One might wonder, why would the Almighty, who is nothing but perfection, create a world that is dark and imperfect?
The great kabbalist and philosopher Rabbi Moshe Chaim Luzzatto explains, that the Almighty created a world that is imperfect in order to give us the opportunity to perfect it. By doing so, we become an active partner in building the world. Could God have created a perfect world? Of course he could have. But what would be our role than? If everything was just handed to us on a silver platter, would we really find satisfaction out of life.
So instead God created a world that was less than perfect, or more accurately, perfectly imperfect, a calculated effort to set the stage for us to enter and do our part, by using the tools that we have been given to restore the world to its original potential. But the process is certainly painful.

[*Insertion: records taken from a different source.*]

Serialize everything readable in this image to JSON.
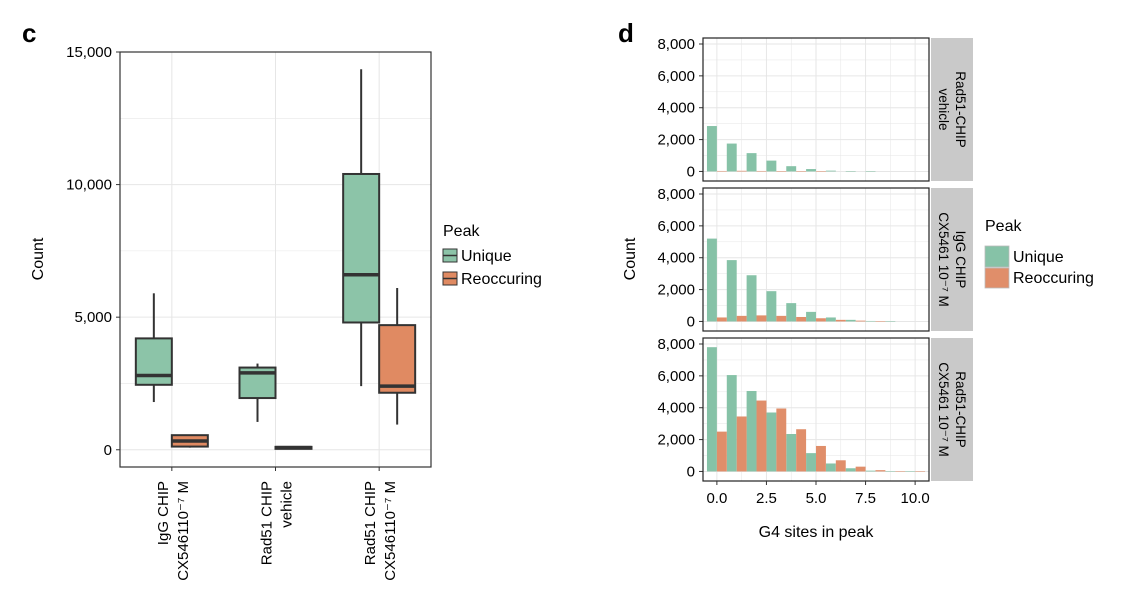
{
  "colors": {
    "unique": "#86c2a7",
    "reoccuring": "#e08e6a",
    "box_unique": "#8cc4a8",
    "box_reoccuring": "#e08a62",
    "grid": "#e6e6e6",
    "strip_bg": "#c9c9c9"
  },
  "panel_c": {
    "letter": "c",
    "ylabel": "Count",
    "legend_title": "Peak",
    "legend_items": [
      "Unique",
      "Reoccuring"
    ]
  },
  "panel_d": {
    "letter": "d",
    "ylabel": "Count",
    "xlabel": "G4 sites in peak",
    "legend_title": "Peak",
    "legend_items": [
      "Unique",
      "Reoccuring"
    ]
  },
  "chart_data": [
    {
      "type": "box",
      "panel": "c",
      "title": "",
      "ylabel": "Count",
      "ylim": [
        -650,
        15000
      ],
      "yticks": [
        0,
        5000,
        10000,
        15000
      ],
      "ytick_labels": [
        "0",
        "5,000",
        "10,000",
        "15,000"
      ],
      "grid": true,
      "legend_title": "Peak",
      "legend_position": "right",
      "categories": [
        [
          "IgG CHIP",
          "CX546110⁻⁷ M"
        ],
        [
          "Rad51 CHIP",
          "vehicle"
        ],
        [
          "Rad51 CHIP",
          "CX546110⁻⁷ M"
        ]
      ],
      "series": [
        {
          "name": "Unique",
          "boxes": [
            {
              "whisker_low": 1800,
              "q1": 2450,
              "median": 2800,
              "q3": 4200,
              "whisker_high": 5900
            },
            {
              "whisker_low": 1050,
              "q1": 1950,
              "median": 2900,
              "q3": 3100,
              "whisker_high": 3250
            },
            {
              "whisker_low": 2400,
              "q1": 4800,
              "median": 6600,
              "q3": 10400,
              "whisker_high": 14350
            }
          ]
        },
        {
          "name": "Reoccuring",
          "boxes": [
            {
              "whisker_low": 80,
              "q1": 120,
              "median": 330,
              "q3": 550,
              "whisker_high": 550
            },
            {
              "whisker_low": 40,
              "q1": 60,
              "median": 80,
              "q3": 110,
              "whisker_high": 130
            },
            {
              "whisker_low": 950,
              "q1": 2150,
              "median": 2400,
              "q3": 4700,
              "whisker_high": 6100
            }
          ]
        }
      ]
    },
    {
      "type": "bar",
      "panel": "d",
      "title": "",
      "xlabel": "G4 sites in peak",
      "ylabel": "Count",
      "x_range": [
        -0.7,
        10.7
      ],
      "xticks": [
        0,
        2.5,
        5,
        7.5,
        10
      ],
      "xtick_labels": [
        "0.0",
        "2.5",
        "5.0",
        "7.5",
        "10.0"
      ],
      "ylim": [
        -600,
        8000
      ],
      "yticks": [
        0,
        2000,
        4000,
        6000,
        8000
      ],
      "ytick_labels": [
        "0",
        "2,000",
        "4,000",
        "6,000",
        "8,000"
      ],
      "grid": true,
      "legend_title": "Peak",
      "legend_position": "right",
      "x": [
        0,
        1,
        2,
        3,
        4,
        5,
        6,
        7,
        8,
        9,
        10
      ],
      "facets": [
        {
          "strip": [
            "Rad51-CHIP",
            "vehicle"
          ],
          "series": [
            {
              "name": "Unique",
              "values": [
                2850,
                1750,
                1150,
                680,
                330,
                150,
                50,
                20,
                5,
                0,
                0
              ]
            },
            {
              "name": "Reoccuring",
              "values": [
                30,
                40,
                30,
                20,
                10,
                5,
                0,
                0,
                0,
                0,
                0
              ]
            }
          ]
        },
        {
          "strip": [
            "IgG CHIP",
            "CX5461 10⁻⁷ M"
          ],
          "series": [
            {
              "name": "Unique",
              "values": [
                5200,
                3850,
                2900,
                1900,
                1150,
                600,
                250,
                100,
                30,
                10,
                0
              ]
            },
            {
              "name": "Reoccuring",
              "values": [
                250,
                350,
                380,
                350,
                280,
                200,
                100,
                50,
                20,
                0,
                0
              ]
            }
          ]
        },
        {
          "strip": [
            "Rad51-CHIP",
            "CX5461 10⁻⁷ M"
          ],
          "series": [
            {
              "name": "Unique",
              "values": [
                7800,
                6050,
                5050,
                3700,
                2350,
                1150,
                500,
                200,
                50,
                20,
                5
              ]
            },
            {
              "name": "Reoccuring",
              "values": [
                2500,
                3450,
                4450,
                3950,
                2650,
                1600,
                700,
                300,
                80,
                20,
                5
              ]
            }
          ]
        }
      ]
    }
  ]
}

When Adam and Eve ate from the Tree of Knowledge of Good and Bad, the collective soul of humanity fell from their exalted level. The body and the negative character traits that lie in the lowest parts of souls were brought front and center and concealed that original light. Adam and Eve were evicted from the Garden of Eden and it would be the job their descendants- every one of us- to restore those souls to their original greatness.
The very first lesson the Almighty teaches us is one that, it turns out, we need to carry with us for all of history to make sense out of all the trials and tribulations that we go through. The lesson is that through struggling and falling, through getting back up and shaking off the dust, that we are able to reach true inner greatness and the happiness that we are all searching for as well as perfecting the world.
As the sun set that night and the world entered into its first Shabbat, the Torah tells us that "God saw all that he had made and behold it was very good”. Though Man had fallen hard that day to the point that he was evicted from the Garden of Eden and sentenced to a life of struggle, Hashem looked at the world and for the first time says the words "It is very good". A world without struggle is "no good". A world with struggle isn't just good. It is very good.